The Joint Commission stated in the July edition of Perspectives that it requires annual testing for fire door and smoke door assemblies alike, despite acknowledging that the healthcare occupancy chapters don’t cite section 7.2.1.15 specifically. (To support the requirement, The Joint Commission noted that Section 18/19.2.2.2.1 references section 7.2.1, and cited a belief that the annual tests are beneficial.)

Keyes adds a word of caution: “The AOs are not locked into complying with everything CMS says or does. The AOs may have standards that exceed what CMS requires.”

That means the guidance in Wright’s memo might not trickle down to the AOs and state agencies that conduct surveys at your facilities, especially considering how widely advertised the original compliance date has been.

“So, I suspect many of the AOs will keep the start date at July 5, 2017, since they are already enforcing that,” Keyes says.
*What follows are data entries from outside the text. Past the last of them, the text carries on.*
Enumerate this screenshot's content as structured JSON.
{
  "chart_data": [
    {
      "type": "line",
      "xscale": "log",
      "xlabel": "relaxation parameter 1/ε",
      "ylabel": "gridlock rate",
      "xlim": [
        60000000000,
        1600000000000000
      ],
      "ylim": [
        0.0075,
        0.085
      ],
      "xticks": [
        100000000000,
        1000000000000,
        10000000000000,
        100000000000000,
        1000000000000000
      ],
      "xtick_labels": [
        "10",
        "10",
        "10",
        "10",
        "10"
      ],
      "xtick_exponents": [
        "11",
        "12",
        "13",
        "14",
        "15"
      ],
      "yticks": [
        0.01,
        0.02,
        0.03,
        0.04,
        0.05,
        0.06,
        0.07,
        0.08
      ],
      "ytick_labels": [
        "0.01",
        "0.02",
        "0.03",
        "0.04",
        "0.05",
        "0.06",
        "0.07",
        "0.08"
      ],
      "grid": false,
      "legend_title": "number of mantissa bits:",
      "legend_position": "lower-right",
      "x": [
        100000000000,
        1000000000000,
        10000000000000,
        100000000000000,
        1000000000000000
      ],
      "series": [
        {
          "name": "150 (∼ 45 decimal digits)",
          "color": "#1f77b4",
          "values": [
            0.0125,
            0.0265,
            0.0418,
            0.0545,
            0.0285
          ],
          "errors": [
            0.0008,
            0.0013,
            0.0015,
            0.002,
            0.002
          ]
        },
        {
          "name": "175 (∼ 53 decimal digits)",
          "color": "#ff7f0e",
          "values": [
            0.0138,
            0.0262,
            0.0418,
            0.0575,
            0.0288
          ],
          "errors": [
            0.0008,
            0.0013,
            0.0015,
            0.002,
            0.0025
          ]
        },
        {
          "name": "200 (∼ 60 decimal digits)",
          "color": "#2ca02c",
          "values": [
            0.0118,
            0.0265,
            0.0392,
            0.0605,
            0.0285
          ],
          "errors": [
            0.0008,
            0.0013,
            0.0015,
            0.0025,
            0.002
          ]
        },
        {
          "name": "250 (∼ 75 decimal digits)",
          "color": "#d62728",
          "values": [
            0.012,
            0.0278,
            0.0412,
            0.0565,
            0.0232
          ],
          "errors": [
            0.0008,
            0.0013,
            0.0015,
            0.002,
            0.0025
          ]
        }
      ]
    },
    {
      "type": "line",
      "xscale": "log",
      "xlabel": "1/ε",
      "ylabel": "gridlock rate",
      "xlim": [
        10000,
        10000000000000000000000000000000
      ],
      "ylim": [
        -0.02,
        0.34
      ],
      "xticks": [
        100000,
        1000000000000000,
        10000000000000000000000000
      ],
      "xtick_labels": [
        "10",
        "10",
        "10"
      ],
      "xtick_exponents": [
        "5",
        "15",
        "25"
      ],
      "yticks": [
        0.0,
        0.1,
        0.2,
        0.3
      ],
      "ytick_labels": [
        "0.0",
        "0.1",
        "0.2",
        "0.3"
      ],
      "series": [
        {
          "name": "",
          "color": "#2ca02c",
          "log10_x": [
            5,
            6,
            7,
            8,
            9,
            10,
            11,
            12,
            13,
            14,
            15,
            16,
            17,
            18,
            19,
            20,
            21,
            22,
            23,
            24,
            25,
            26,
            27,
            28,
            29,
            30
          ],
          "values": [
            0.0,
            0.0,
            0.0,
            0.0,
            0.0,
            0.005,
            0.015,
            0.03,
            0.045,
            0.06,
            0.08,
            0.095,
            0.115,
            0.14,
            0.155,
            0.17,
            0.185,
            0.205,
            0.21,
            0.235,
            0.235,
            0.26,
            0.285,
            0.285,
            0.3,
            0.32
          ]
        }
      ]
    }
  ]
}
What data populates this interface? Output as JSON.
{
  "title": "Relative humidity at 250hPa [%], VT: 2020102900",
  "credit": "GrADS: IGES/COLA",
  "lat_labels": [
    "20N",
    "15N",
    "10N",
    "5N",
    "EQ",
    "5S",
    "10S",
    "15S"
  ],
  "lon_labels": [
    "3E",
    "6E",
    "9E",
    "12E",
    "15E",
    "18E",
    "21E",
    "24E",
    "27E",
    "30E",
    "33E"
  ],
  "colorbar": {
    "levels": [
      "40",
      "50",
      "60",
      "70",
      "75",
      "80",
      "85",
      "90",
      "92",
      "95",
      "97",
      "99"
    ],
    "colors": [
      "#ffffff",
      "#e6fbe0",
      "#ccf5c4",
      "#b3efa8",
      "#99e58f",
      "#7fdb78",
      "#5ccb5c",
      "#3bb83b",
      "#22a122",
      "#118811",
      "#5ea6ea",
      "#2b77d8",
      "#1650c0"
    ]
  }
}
With that in mind, he recommends that all healthcare facilities have their fire doors tested as soon as possible, rather than waiting until the new deadline—because another authority having jurisdiction might keep to the stricter timeline.

 

Follow-Up From an Earlier Post….

I recently posted on documentation retention, and how long you should keep test/inspection records. A reader contacted me and said they attended a recent ASHE regional event where the speaker said the CMS K-Tags require some records to be kept for the life of the building, and the reader wanted to know if I was familiar with this requirement.
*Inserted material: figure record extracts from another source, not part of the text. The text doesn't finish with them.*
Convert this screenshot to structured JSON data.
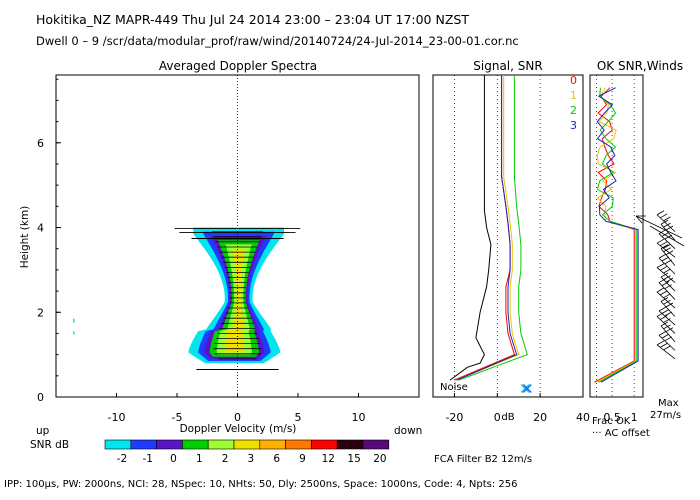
{
  "header": {
    "line1": "Hokitika_NZ   MAPR-449   Thu Jul 24 2014 23:00 – 23:04 UT 17:00 NZST",
    "line2": "Dwell   0 – 9    /scr/data/modular_prof/raw/wind/20140724/24-Jul-2014_23-00-01.cor.nc"
  },
  "footer": {
    "params": "IPP: 100μs,  PW: 2000ns,  NCI: 28,  NSpec: 10, NHts: 50,  Dly: 2500ns,  Space: 1000ns,  Code: 4,  Npts: 256",
    "fca": "FCA Filter B2 12m/s"
  },
  "colors": {
    "snr_scale": [
      "#00e5ee",
      "#1e3cff",
      "#5a14c8",
      "#00d000",
      "#9cff32",
      "#f0e000",
      "#ffb000",
      "#ff7800",
      "#ff0000",
      "#2a0010",
      "#5a0a78"
    ],
    "ok_series": [
      "#ff0000",
      "#e6c800",
      "#00cc00",
      "#2020c0"
    ]
  },
  "chart_data": [
    {
      "type": "heatmap",
      "title": "Averaged Doppler Spectra",
      "xlabel": "Doppler Velocity (m/s)",
      "ylabel": "Height (km)",
      "xlim": [
        -15,
        15
      ],
      "ylim": [
        0,
        7.6
      ],
      "x_ticks": [
        -10,
        -5,
        0,
        5,
        10
      ],
      "y_ticks": [
        0,
        2,
        4,
        6
      ],
      "x_side_labels": {
        "left": "up",
        "right": "down"
      },
      "colorbar_label": "SNR dB",
      "colorbar_ticks": [
        -2,
        -1,
        0,
        1,
        2,
        3,
        6,
        9,
        12,
        15,
        20
      ],
      "echo_heights_km": [
        0.8,
        4.0
      ],
      "echo_center_ms": 0.0
    },
    {
      "type": "line",
      "title": "Signal, SNR",
      "xlabel": "dB",
      "x_ticks": [
        -20,
        0,
        20,
        40
      ],
      "xlim": [
        -30,
        40
      ],
      "ylim": [
        0,
        7.6
      ],
      "annotation": "Noise",
      "series_labels": [
        "0",
        "1",
        "2",
        "3"
      ],
      "series": [
        {
          "name": "Noise",
          "points": [
            [
              -22,
              0.4
            ],
            [
              -14,
              0.7
            ],
            [
              -8,
              0.8
            ],
            [
              -6,
              1.0
            ],
            [
              -10,
              1.4
            ],
            [
              -8,
              2.0
            ],
            [
              -5,
              2.6
            ],
            [
              -4,
              3.0
            ],
            [
              -3,
              3.6
            ],
            [
              -5,
              4.0
            ],
            [
              -6,
              4.4
            ],
            [
              -6,
              5.6
            ],
            [
              -6,
              7.6
            ]
          ]
        },
        {
          "name": "0",
          "points": [
            [
              -20,
              0.4
            ],
            [
              8,
              1.0
            ],
            [
              5,
              1.5
            ],
            [
              4,
              2.0
            ],
            [
              4,
              2.6
            ],
            [
              6,
              3.0
            ],
            [
              6,
              3.6
            ],
            [
              5,
              4.1
            ],
            [
              4,
              4.5
            ],
            [
              2,
              5.2
            ],
            [
              2,
              6.0
            ],
            [
              2,
              7.6
            ]
          ]
        },
        {
          "name": "1",
          "points": [
            [
              -19,
              0.4
            ],
            [
              10,
              1.0
            ],
            [
              7,
              1.5
            ],
            [
              6,
              2.0
            ],
            [
              6,
              2.6
            ],
            [
              7,
              3.0
            ],
            [
              7,
              3.6
            ],
            [
              6,
              4.1
            ],
            [
              5,
              4.5
            ],
            [
              3,
              5.2
            ],
            [
              3,
              6.0
            ],
            [
              3,
              7.6
            ]
          ]
        },
        {
          "name": "2",
          "points": [
            [
              -18,
              0.4
            ],
            [
              14,
              1.0
            ],
            [
              11,
              1.5
            ],
            [
              10,
              2.0
            ],
            [
              10,
              2.6
            ],
            [
              11,
              3.0
            ],
            [
              11,
              3.6
            ],
            [
              10,
              4.1
            ],
            [
              9,
              4.5
            ],
            [
              8,
              5.2
            ],
            [
              8,
              6.0
            ],
            [
              8,
              7.6
            ]
          ]
        },
        {
          "name": "3",
          "points": [
            [
              -19,
              0.4
            ],
            [
              9,
              1.0
            ],
            [
              6,
              1.5
            ],
            [
              5,
              2.0
            ],
            [
              5,
              2.6
            ],
            [
              6,
              3.0
            ],
            [
              6,
              3.6
            ],
            [
              5,
              4.1
            ],
            [
              4,
              4.5
            ],
            [
              2,
              5.2
            ],
            [
              2,
              6.0
            ],
            [
              2,
              7.6
            ]
          ]
        }
      ],
      "markers": [
        [
          13,
          0.2
        ],
        [
          14,
          0.2
        ]
      ]
    },
    {
      "type": "line",
      "title": "OK SNR,Winds",
      "xlabel": "Frac OK",
      "x_ticks_labels": [
        "0.5",
        "1"
      ],
      "xlim": [
        0,
        1.2
      ],
      "ylim": [
        0,
        7.6
      ],
      "legend_note": "··· AC offset",
      "wind_max_label": "Max",
      "wind_max_value": "27m/s",
      "wind_barb_heights_km": [
        0.9,
        1.1,
        1.3,
        1.5,
        1.7,
        1.9,
        2.1,
        2.3,
        2.5,
        2.7,
        2.9,
        3.1,
        3.3,
        3.5,
        3.7,
        3.9
      ]
    }
  ]
}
I said no, I was not, but I decided to get an answer direct from CMS themselves. I did receive a reply from CMS which is considered an informal non-public response, and here is a summary of what they said:

  • CMS has not issued any formal policy on retention of records for LS test/inspections.
  • Surveyors typically look back one (1) year to establish compliance.
  • However, the extent of the record review would consider the frequency of a particular test/inspection requirement.
  • If the test/inspection requirement was a monthly requirement, the surveyor may review 12-months’ worth of documentation to confirm compliance.
  • If the test/inspection requirement was an annual requirement, then the surveyor may review 3-years’ worth of documentation to confirm compliance.
  • In addition, retention of records would consider any NFPA, State, or manufacturer requirements.

It’s important to point out that there is a special requirement in NFPA 99-2012, section 5.1.14.4.1 that does require ‘permanent’ records of certain medical gas tests. Permanent would mean retention for the life of the building (or system), but section 5.1.14.4.1 only refers to initial system verification test records… not routine annual inspections. And it only applies to medical gas and vacuum systems, not other mechanical or electrical systems identified in NFPA 99.
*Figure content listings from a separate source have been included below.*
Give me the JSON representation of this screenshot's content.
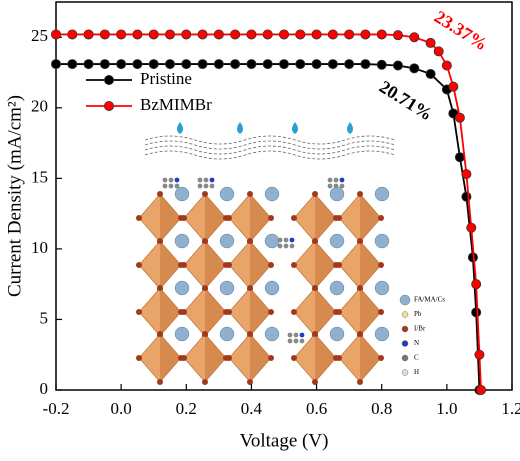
{
  "chart_data": {
    "type": "line",
    "x_label": "Voltage (V)",
    "y_label": "Current Density (mA/cm²)",
    "xlim": [
      -0.2,
      1.2
    ],
    "ylim": [
      0,
      27.5
    ],
    "xticks": [
      -0.2,
      {
        "value": 0,
        "label": "0.0"
      },
      0.2,
      0.4,
      0.6,
      0.8,
      {
        "value": 1,
        "label": "1.0"
      },
      1.2
    ],
    "yticks": [
      0,
      5,
      10,
      15,
      20,
      25
    ],
    "legend": "upper left",
    "annotations": [
      {
        "text": "23.37%",
        "color": "#ff0000"
      },
      {
        "text": "20.71%",
        "color": "#000000"
      }
    ],
    "inset_legend": [
      "FA/MA/Cs",
      "Pb",
      "I/Br",
      "N",
      "C",
      "H"
    ],
    "series": [
      {
        "name": "Pristine",
        "color": "#000000",
        "x": [
          -0.2,
          -0.15,
          -0.1,
          -0.05,
          0,
          0.05,
          0.1,
          0.15,
          0.2,
          0.25,
          0.3,
          0.35,
          0.4,
          0.45,
          0.5,
          0.55,
          0.6,
          0.65,
          0.7,
          0.75,
          0.8,
          0.85,
          0.9,
          0.95,
          1.0,
          1.02,
          1.04,
          1.06,
          1.08,
          1.09,
          1.1
        ],
        "values": [
          23.1,
          23.1,
          23.1,
          23.1,
          23.1,
          23.1,
          23.1,
          23.1,
          23.1,
          23.1,
          23.1,
          23.1,
          23.1,
          23.1,
          23.1,
          23.1,
          23.1,
          23.1,
          23.1,
          23.1,
          23.05,
          23.0,
          22.8,
          22.4,
          21.3,
          19.6,
          16.5,
          13.7,
          9.4,
          5.5,
          0
        ]
      },
      {
        "name": "BzMIMBr",
        "color": "#ff0000",
        "x": [
          -0.2,
          -0.15,
          -0.1,
          -0.05,
          0,
          0.05,
          0.1,
          0.15,
          0.2,
          0.25,
          0.3,
          0.35,
          0.4,
          0.45,
          0.5,
          0.55,
          0.6,
          0.65,
          0.7,
          0.75,
          0.8,
          0.85,
          0.9,
          0.95,
          0.975,
          1.0,
          1.02,
          1.04,
          1.06,
          1.075,
          1.09,
          1.1,
          1.105
        ],
        "values": [
          25.2,
          25.2,
          25.2,
          25.2,
          25.2,
          25.2,
          25.2,
          25.2,
          25.2,
          25.2,
          25.2,
          25.2,
          25.2,
          25.2,
          25.2,
          25.2,
          25.2,
          25.2,
          25.2,
          25.2,
          25.2,
          25.15,
          25.0,
          24.6,
          24.0,
          23.0,
          21.5,
          19.3,
          15.3,
          11.5,
          7.5,
          2.5,
          0
        ]
      }
    ]
  }
}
CMS K-Tags 907 and 908 refer to a routine maintenance program and a test/inspection program for medical gas systems. These K-Tags says records are to be maintained as required. Since the K-Tags are a CMS product, they are obviously saying maintenance records and routine test/inspection records are to be kept long enough to establish a pattern of compliance. For annual test/inspection records, that would mean you must retain the records for 3-years, not necessarily for the life of the building.

Similarly, K-Tag 921 discusses a testing and maintenance program for electrical equipment, and it says records are maintained for a period of time to demonstrate compliance. This is consistent with the CMS informal comment that a ‘period of time’ would be 1-year for monthly requirements and 3-years for annual requirements.

Since accreditation organizations operate with the authority granted to them by CMS, it would be expected that the accreditation organizations would comply with the same requirements and informal policies as CMS.

But, I will fallback on what I believe: You should never throw away any records that demonstrate compliance with a regulatory requirement. That’s Brads opinion.